There was a strong sense of community evident. The charming elderly couple in line ahead of us was fascinated to learn of our sailing jaunt and recommended that we not miss the Oak Table (which is housed in the same building as the theater) for breakfast the next day. When a woman with a 3 month old baby sat down next to me, several people in the audience offered to "hold that sweet baby if you get tired of it".

The movie itself was as delightful as promised and we both enjoyed it immensely.

We got a late start in the morning and headed to Oak Table for breakfast. We had eaten there once before and were blown away by their enormous Dutch Baby. We dined for days on leftovers. This morning though, looking at the chatting people in the parking lot and the line snaking through the lobby, we just couldn't handle the wait.

Instead we headed to the Borrowed Kitchen Bakery to split a ham and cheese croissant, baked apple fritter and maple bacon scone. After ordering, Trent said we should have gotten a cinnamon roll (we have a quest to taste a cinnamon roll at every bakery within sailing distance in search of the most delicious). The pastries were quite good: chunks of apple and flakes of caramelized goodness in the fritter. The chai was from a powder, but one that is Kristin-approved. Mocha verdict from T: "it's pretty good". No wireless, but someone nearby does have it. Sturdy tables for Bananagrams or Boggle. Closes at 5 on Saturday or 2 on Sunday (which pretty much means the only way we'll be eating there on Sunday is if we spend the night again).  We'll have to return to see how it holds up to the cinnamon roll challenge.

After lingering a bit longer to see if the sun would deign to shine (it didn't) we finally set sail after additional coffee provisions, this time obtained at our old favorite Mystic Mountain. Though the sky was dreary, the trip home was not. The wind was coming from the north as forecast, but was better than forecast at 11-13 for most of the trip home. Flying the asymmetric spinnaker we reached speeds of 8.75 knots. We surfed home until the wind dropped just outside of Shilshole.

Sunday, January 19, 2014

Adventures in Kingston, part one

Ah, the promise of a three day weekend - especially one where torrential rains and hurricane-force winds are not in the forecast. Trent and I have been thwarted too many times in search of perfect weather and we determined that this would be the weekend for an overnight sailing trip - even if we had to motor to get there.

The forecast: Saturday, S wind 5-15 knots; Sunday, N wind to 10.

The destination, planned so that we could sail downwind both directions, Kingston.

The reality when we got to Shilshole and left the breakwater:  N wind 2 knots. I got excited for a moment when the wind instrument read 7. Unfortunately, that was merely because the speedometer wasn't working, which for some reason affects the perceived wind speed. Go figure.

So we motored. Got out trusty Otto, our autopilot and enjoyed the emergence of the sun after a morning of grayness. Sighted a seal and several birds (which some day I will learn to identify).
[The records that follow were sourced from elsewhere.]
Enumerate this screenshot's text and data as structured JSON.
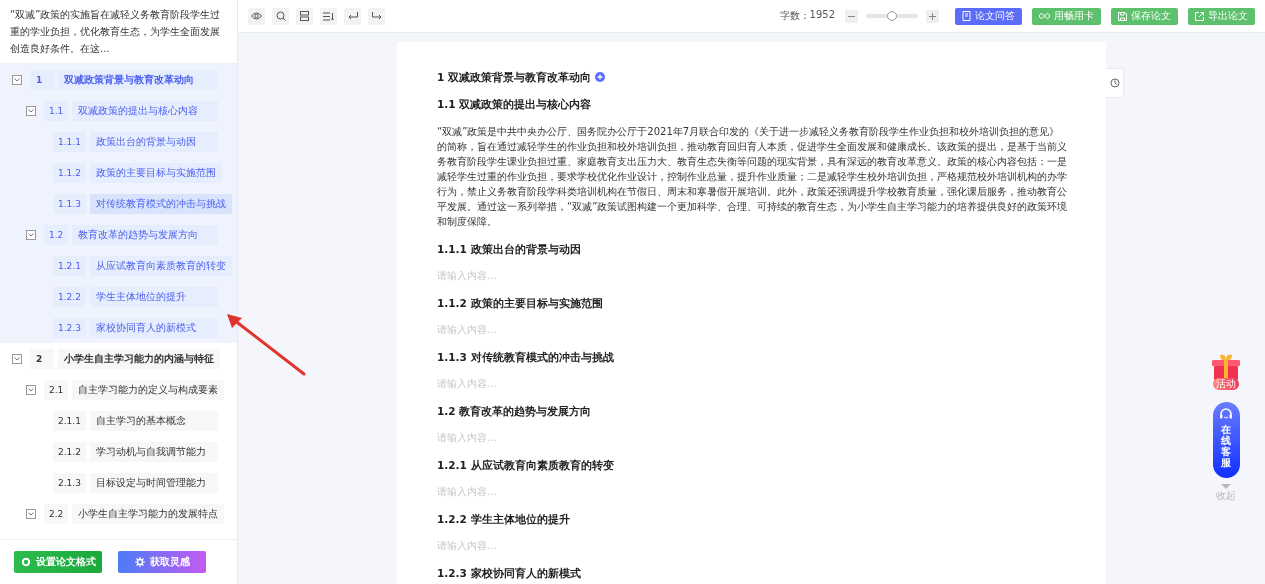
{
  "sidebar": {
    "summary": "“双减”政策的实施旨在减轻义务教育阶段学生过重的学业负担，优化教育生态，为学生全面发展创造良好条件。在这...",
    "outline": [
      {
        "number": "1",
        "title": "双减政策背景与教育改革动向",
        "selected": true,
        "expanded": true,
        "hovered": false,
        "children": [
          {
            "number": "1.1",
            "title": "双减政策的提出与核心内容",
            "expanded": true,
            "hovered": false,
            "children": [
              {
                "number": "1.1.1",
                "title": "政策出台的背景与动因",
                "hovered": false
              },
              {
                "number": "1.1.2",
                "title": "政策的主要目标与实施范围",
                "hovered": false
              },
              {
                "number": "1.1.3",
                "title": "对传统教育模式的冲击与挑战",
                "hovered": true
              }
            ]
          },
          {
            "number": "1.2",
            "title": "教育改革的趋势与发展方向",
            "expanded": true,
            "hovered": false,
            "children": [
              {
                "number": "1.2.1",
                "title": "从应试教育向素质教育的转变",
                "hovered": false
              },
              {
                "number": "1.2.2",
                "title": "学生主体地位的提升",
                "hovered": false
              },
              {
                "number": "1.2.3",
                "title": "家校协同育人的新模式",
                "hovered": false
              }
            ]
          }
        ]
      },
      {
        "number": "2",
        "title": "小学生自主学习能力的内涵与特征",
        "selected": false,
        "expanded": true,
        "hovered": false,
        "children": [
          {
            "number": "2.1",
            "title": "自主学习能力的定义与构成要素",
            "expanded": true,
            "hovered": false,
            "children": [
              {
                "number": "2.1.1",
                "title": "自主学习的基本概念",
                "hovered": false
              },
              {
                "number": "2.1.2",
                "title": "学习动机与自我调节能力",
                "hovered": false
              },
              {
                "number": "2.1.3",
                "title": "目标设定与时间管理能力",
                "hovered": false
              }
            ]
          },
          {
            "number": "2.2",
            "title": "小学生自主学习能力的发展特点",
            "expanded": true,
            "hovered": false
          }
        ]
      }
    ],
    "buttons": [
      {
        "label": "设置论文格式",
        "kind": "format"
      },
      {
        "label": "获取灵感",
        "kind": "inspire"
      }
    ]
  },
  "toolbar": {
    "tools": [
      {
        "kind": "preview"
      },
      {
        "kind": "search"
      },
      {
        "kind": "layout"
      },
      {
        "kind": "sort"
      },
      {
        "kind": "undo"
      },
      {
        "kind": "redo"
      }
    ],
    "word_count_label": "字数：",
    "word_count": "1952",
    "zoom": {
      "level": 0.5
    },
    "buttons": [
      {
        "label": "论文问答",
        "kind": "qa"
      },
      {
        "label": "用畅用卡",
        "kind": "card"
      },
      {
        "label": "保存论文",
        "kind": "save"
      },
      {
        "label": "导出论文",
        "kind": "export"
      }
    ]
  },
  "document": {
    "blocks": [
      {
        "kind": "heading_add",
        "text": "1 双减政策背景与教育改革动向"
      },
      {
        "kind": "heading",
        "text": "1.1 双减政策的提出与核心内容"
      },
      {
        "kind": "paragraph",
        "text": "“双减”政策是中共中央办公厅、国务院办公厅于2021年7月联合印发的《关于进一步减轻义务教育阶段学生作业负担和校外培训负担的意见》的简称，旨在通过减轻学生的作业负担和校外培训负担，推动教育回归育人本质，促进学生全面发展和健康成长。该政策的提出，是基于当前义务教育阶段学生课业负担过重、家庭教育支出压力大、教育生态失衡等问题的现实背景，具有深远的教育改革意义。政策的核心内容包括：一是减轻学生过重的作业负担，要求学校优化作业设计，控制作业总量，提升作业质量；二是减轻学生校外培训负担，严格规范校外培训机构的办学行为，禁止义务教育阶段学科类培训机构在节假日、周末和寒暑假开展培训。此外，政策还强调提升学校教育质量，强化课后服务，推动教育公平发展。通过这一系列举措，“双减”政策试图构建一个更加科学、合理、可持续的教育生态，为小学生自主学习能力的培养提供良好的政策环境和制度保障。"
      },
      {
        "kind": "heading",
        "text": "1.1.1 政策出台的背景与动因"
      },
      {
        "kind": "placeholder",
        "text": "请输入内容..."
      },
      {
        "kind": "heading",
        "text": "1.1.2 政策的主要目标与实施范围"
      },
      {
        "kind": "placeholder",
        "text": "请输入内容..."
      },
      {
        "kind": "heading",
        "text": "1.1.3 对传统教育模式的冲击与挑战"
      },
      {
        "kind": "placeholder",
        "text": "请输入内容..."
      },
      {
        "kind": "heading",
        "text": "1.2 教育改革的趋势与发展方向"
      },
      {
        "kind": "placeholder",
        "text": "请输入内容..."
      },
      {
        "kind": "heading",
        "text": "1.2.1 从应试教育向素质教育的转变"
      },
      {
        "kind": "placeholder",
        "text": "请输入内容..."
      },
      {
        "kind": "heading",
        "text": "1.2.2 学生主体地位的提升"
      },
      {
        "kind": "placeholder",
        "text": "请输入内容..."
      },
      {
        "kind": "heading",
        "text": "1.2.3 家校协同育人的新模式"
      }
    ]
  },
  "floating": {
    "activity_label": "活动",
    "service_label": "在线客服",
    "collapse_label": "收起"
  }
}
And then a shout from Trent broke the monotony of the engine's roar - "I think I see a whale". Up ahead were two boats: a power boat and a sailboat, just loitering in the Sound. We slowed to match their meandering pace. I searched fruitlessly until a pointy fin surfaced in the distance. And then another, and another. Trent pulled out the binoculars (always a handy accessory for adventure in the high seas). We saw 7-8 orcas before they disappeared.

Disappointed, we hung around for a few minutes and then decided to continue on our way, as it was nearing dusk. The other boats gave up too. Or so we thought, until we noticed the same fins and lengths of whales puffing near the new location of the power boat. Trent tried to catch the action on video, but it was nowhere near as magical as in-person.

We arrived in Kingston just after the marina closed. Fortunately, we had the foresight to call ahead to get the bathroom codes. While Rock Lobster has a port-a-potty, I try never to use it, under the theory that if it never gets used, we never have to clean and empty it - or for that matter, smell it.